Por que fazer leilões do pré-sal?

Artigo publicado no Correio Braziliense em 25/07/2013

Por Fernando Siqueira

Na campanha eleitoral, a presidente Dilma Rousseff derrotou o candidato José Serra porque se colocava contra as privatizações. A polêmica estatal x privado foi o diferencial que conseguiu virar as eleições e garantir a vitória no 2º turno. Ela condenou com veemência a privatização do pré-sal dizendo: "Ele é o nosso passaporte para o futuro e entregá-lo é perder dinheiro". Por que a presidente mudou de ideia?

A nosso ver por três razões: 1) pressões externas — o Congresso Mundial de Petróleo, ocorrido em fevereiro/2013, no Riocentro, teve como tema central o lobby pela reabertura dos leilões, resultando na ida do ministro Lobão ao encerramento quando declarou a retomada dos leilões; o vice-presidente americano, Joe Biden, veio pessoalmente "convencer" a presidenta a leiloar Libra, e a presidente da Petrobras, Graça Foster, a não se empenhar na aquisição do bloco; 2) pressões internas — o governo precisa completar o montante do superavit primário, e um bônus de R$ 15 bilhões é o montante que vem a calhar; 3) pressões externa/interna — o grave problema cambial. O déficit em conta corrente internacional está em cerca de US$ 70 bilhões e cresce avassaladoramente devido à remessa de lucros das mais de 4 mil empresas desnacionalizadas no governo FHC e nos governos petistas.

Portanto, o governo reage equivocadamente aos três motivos, pois, como dizia o presidente americano Woodrow Wilson: "A nação que possui petróleo no subsolo e o entrega a outro país para explorar não zela pelo seu futuro". A volta dos leilões é boa solução apenas para o cartel do petróleo, para os países petróleo dependentes, como Estados Unidos, China, Japão e as potências europeias. É forma de suprir suas necessidades de energia retirando-os de uma grande insegurança energética em face das suas parcas reservas.

Por seu lado, o fim dos leilões poderá gerar gasolina e gás muito mais baratos no Brasil. Como acontece na Venezuela, por exemplo, onde a PDVSA é estatal, permitindo que o Estado aplique mais recursos em saúde, educação, moradia, reforma agrária e outros programas sociais. A Venezuela tem o menor índice de desigualdade da América Latina, enquanto o Brasil é o 4º pior.

Não tem sentido comprometer o futuro das gerações para cobrir política econômica equivocada, que está impedindo que o país mais viável do planeta se transforme numa potência econômica, financeira e tecnológica. Entregar as riquezas para cobrir superávit primário gerado por juros bancários que levam 45% do orçamento em detrimento da educação, saúde, segurança e infraestrutura é inaceitável.

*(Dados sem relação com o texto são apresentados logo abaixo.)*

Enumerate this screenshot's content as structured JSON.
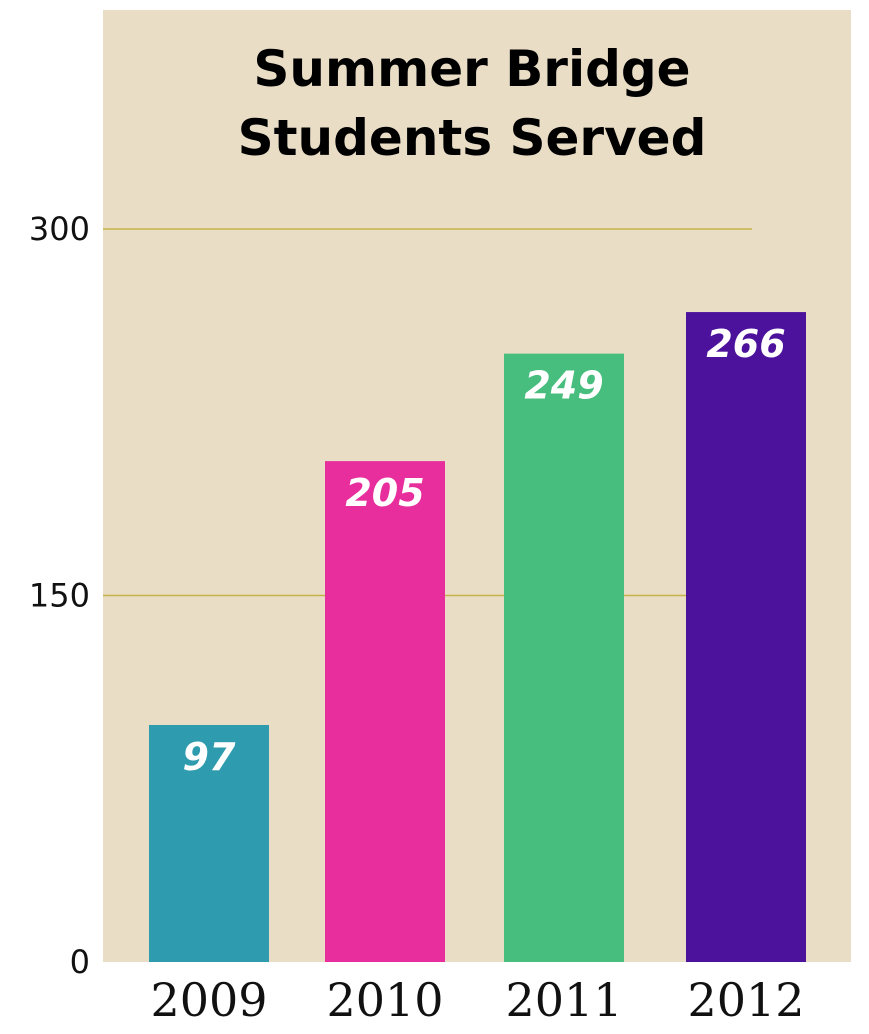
{
  "chart_data": {
    "type": "bar",
    "title_lines": [
      "Summer Bridge",
      "Students Served"
    ],
    "categories": [
      "2009",
      "2010",
      "2011",
      "2012"
    ],
    "values": [
      97,
      205,
      249,
      266
    ],
    "data_labels": [
      "97",
      "205",
      "249",
      "266"
    ],
    "bar_colors": [
      "#2e9cae",
      "#e72e9c",
      "#48be7e",
      "#4c129c"
    ],
    "ylim": [
      0,
      300
    ],
    "yticks": [
      0,
      150,
      300
    ],
    "ytick_labels": [
      "0",
      "150",
      "300"
    ],
    "grid": true,
    "gridline_color": "#c8b34a",
    "plot_background": "#e9ddc6",
    "xlabel": "",
    "ylabel": ""
  }
}
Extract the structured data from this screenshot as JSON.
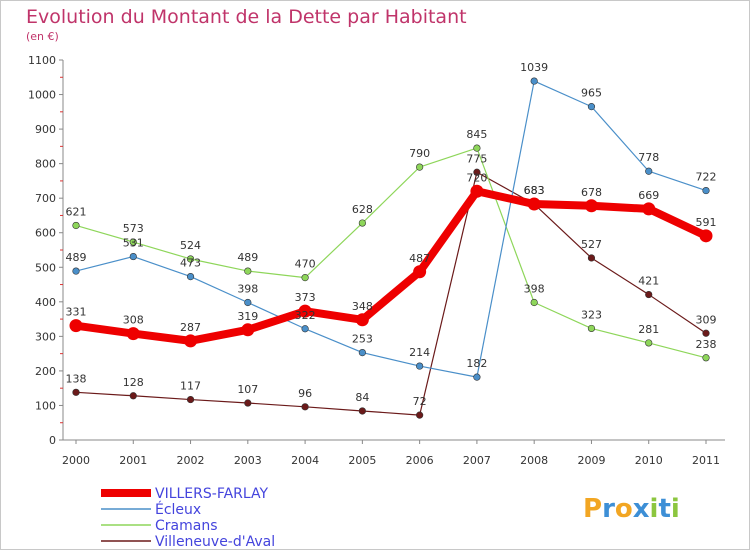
{
  "chart_data": {
    "type": "line",
    "title": "Evolution du Montant de la Dette par Habitant",
    "subtitle": "(en €)",
    "x": [
      "2000",
      "2001",
      "2002",
      "2003",
      "2004",
      "2005",
      "2006",
      "2007",
      "2008",
      "2009",
      "2010",
      "2011"
    ],
    "ylim": [
      0,
      1100
    ],
    "yticks": [
      0,
      100,
      200,
      300,
      400,
      500,
      600,
      700,
      800,
      900,
      1000,
      1100
    ],
    "grid": false,
    "legend_position": "bottom-left",
    "series": [
      {
        "name": "Villeneuve-d'Aval",
        "color": "#6b1a1a",
        "width": 1.2,
        "values": [
          138,
          128,
          117,
          107,
          96,
          84,
          72,
          775,
          683,
          527,
          421,
          309
        ]
      },
      {
        "name": "Cramans",
        "color": "#8ed65a",
        "width": 1.2,
        "values": [
          621,
          573,
          524,
          489,
          470,
          628,
          790,
          845,
          398,
          323,
          281,
          238
        ]
      },
      {
        "name": "Écleux",
        "color": "#4a8fc9",
        "width": 1.2,
        "values": [
          489,
          531,
          473,
          398,
          322,
          253,
          214,
          182,
          1039,
          965,
          778,
          722
        ]
      },
      {
        "name": "VILLERS-FARLAY",
        "color": "#ee0000",
        "width": 8,
        "values": [
          331,
          308,
          287,
          319,
          373,
          348,
          487,
          720,
          683,
          678,
          669,
          591
        ]
      }
    ],
    "legend": [
      "VILLERS-FARLAY",
      "Écleux",
      "Cramans",
      "Villeneuve-d'Aval"
    ]
  },
  "logo": {
    "text": "Proxiti",
    "letters": [
      "P",
      "r",
      "o",
      "x",
      "i",
      "t",
      "i"
    ]
  },
  "colors": {
    "title": "#c0346a",
    "legend_text": "#4444dd"
  }
}
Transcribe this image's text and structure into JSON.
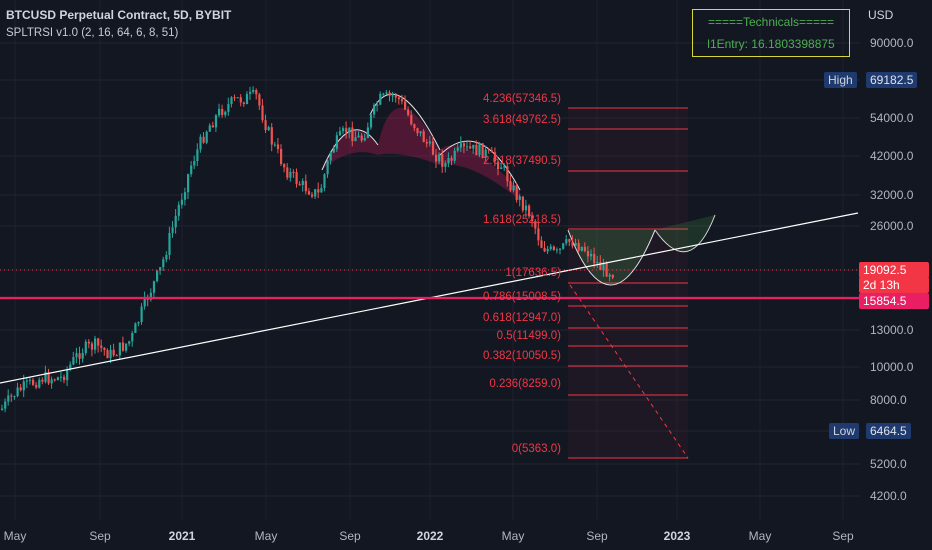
{
  "header": {
    "symbol_line": "BTCUSD Perpetual Contract, 5D, BYBIT",
    "indicator_line": "SPLTRSI v1.0 (2, 16, 64, 6, 8, 51)"
  },
  "technicals": {
    "title": "=====Technicals=====",
    "entry": "l1Entry: 16.1803398875"
  },
  "axis": {
    "currency": "USD",
    "y_ticks": [
      "90000.0",
      "54000.0",
      "42000.0",
      "32000.0",
      "26000.0",
      "13000.0",
      "10000.0",
      "8000.0",
      "5200.0",
      "4200.0"
    ],
    "x_ticks": [
      "May",
      "Sep",
      "2021",
      "May",
      "Sep",
      "2022",
      "May",
      "Sep",
      "2023",
      "May",
      "Sep"
    ]
  },
  "markers": {
    "high_label": "High",
    "high_value": "69182.5",
    "low_label": "Low",
    "low_value": "6464.5",
    "last_price": "19092.5",
    "countdown": "2d 13h",
    "level_price": "15854.5"
  },
  "fib_levels": [
    {
      "label": "4.236(57346.5)"
    },
    {
      "label": "3.618(49762.5)"
    },
    {
      "label": "2.618(37490.5)"
    },
    {
      "label": "1.618(25218.5)"
    },
    {
      "label": "1(17636.5)"
    },
    {
      "label": "0.786(15008.5)"
    },
    {
      "label": "0.618(12947.0)"
    },
    {
      "label": "0.5(11499.0)"
    },
    {
      "label": "0.382(10050.5)"
    },
    {
      "label": "0.236(8259.0)"
    },
    {
      "label": "0(5363.0)"
    }
  ],
  "colors": {
    "background": "#131722",
    "up": "#26a69a",
    "down": "#ef5350",
    "fib": "#f23645",
    "level_line": "#e91e63",
    "trendline": "#ffffff"
  }
}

O déficit em conta-corrente, por sua vez, criou uma bola de neve: a política econômica de FHC facilitou a desnacionalização das empresas genuinamente nacionais; as remessas de lucros e importações de insumos superfaturados das matrizes dessas empresas gerou déficit em conta-corrente. Passou-se a incentivar a vinda do investimento externo direto — entram dólares para especular na bolsa ou comprar empresas prontas e lucrativas. Ambas as atividades geram novas remessas e nova necessidade de dólares. Um círculo vicioso que pode comprometer o crescimento sem necessidade.

Entregar Libra e até o pré-sal todo não resolverá o problema, ao contrário, o agravará, pois o lucro das empresas será remetido para o exterior em petróleo bruto — o que gera uma perda de 30%, só de impostos. Portanto, a solução é usar o pré-sal, para estancar a sangria, mantendo-o com a Petrobras — conforme artigo 12 da lei nova e recuperando o bem-estar do povo com um bem que lhe pertence. Só Libra tem uma reserva de 15 bilhões de barris, ou seja, US$ 1,5 trilhão.

Preocupante: o cenário foi montado para entregar Libra ao cartel internacional do petróleo. O governo, ilegalmente, estrangula a Petrobras, empresa com acionistas privados, obrigando-a a importar derivados e vender mais barato no país para controlar a inflação. Mas não obriga as concorrentes a fazerem o mesmo. Querem a Petrobras manietada. As outras empresas de nacionais, enfraquecidas, não terão recursos para participar.

Achamos que o povo deve retornar para as ruas. Não mais por 20 centavos, mas por mais de US$ 20 trilhões. E, acima de tudo, pelo desenvolvimento tecnológico, geração de empregos de qualidade, reativação das empresas genuinamente nacionais, que não remetem lucro para fora do país e investimentos vitais em educação, segurança e saúde — padrão Fifa. É agora ou nunca.